Symphony's Story

Symphony is a 2024 Steinbruck Award Honoree

At N Street Village, Symphony Terrell is known for her exuberant personality—it’s something she loves about herself now. A resident in one of our permanent supportive housing programs, Symphony came to the Village a year ago through the Patricia Handy Place for Women emergency shelter.

“I know that I’m very bubbly and the people here, they love my bubbly personality,” she says. “They love me. Like, they love my smile, they love when I wake up in the morning and they hear my voice. Everybody knows when I come downstairs, I’m brightening up everybody’s day. I like when people like me for who I am.”

Symphony’s boisterous nature wasn’t always seen in a positive way. People complained that she was too loud. “I don’t mean to be loud,” she says, but she has ADHD and Bipolar 2, which she manages with medication. As she grew, her family didn’t understand her mental health issues, and in school she was often suspended for behavioral issues—she had frequent angry outbursts stemming from traumatic experiences she doesn’t like to talk about.

“Growing up, I moved from this program to that behavior program,” she said. “It’s just been difficult. And my family don’t understand that me not having the support of my family is hard for me.”

Symphony’s mother has her own challenges with a substance use disorder. This past summer, they lost her mother’s mother—Symphony was particularly close to her grandmother and misses her deeply. She keeps her late grandmother in her thoughts as a source of inspiration. Over the past year, Symphony has worked hard to overcome her anger and negative attitude. “If my grandmother was here, she’d be like, ‘Symphony, I’m proud of you.’”

The support she has received from the Village community has been integral to her growth.

“This is a supportive place, very supportive,” she says. “They help you with a lot of things, as far as your mental health is concerned. I can go to [staff] and actually say what I’m feeling, and they understand.
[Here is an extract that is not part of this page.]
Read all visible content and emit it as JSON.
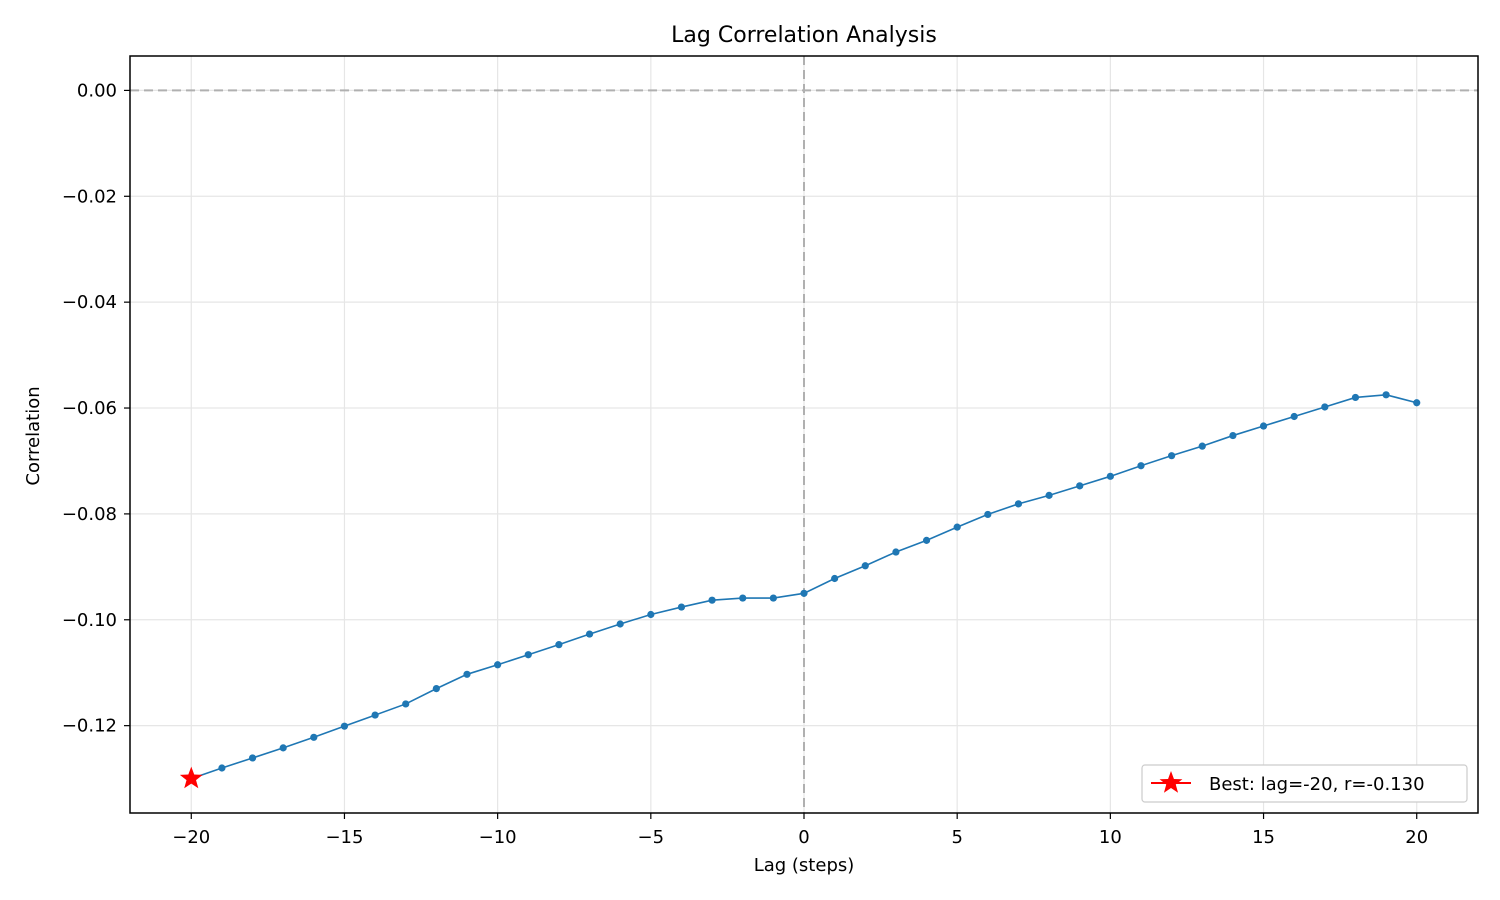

It’s a very understanding community.”

Symphony enjoys the variety of classes including knitting, nutrition, and others.

“My hope for the future is to maintain a job, to get my own place, and basically to stay stable,” she says. “That’s all I want and that’s what my grandmother wanted me to do. Stay stable, be on my medication and just be Symphony. Be my lovely self.”

This is a supportive place, very supportive. … It’s a very understanding community.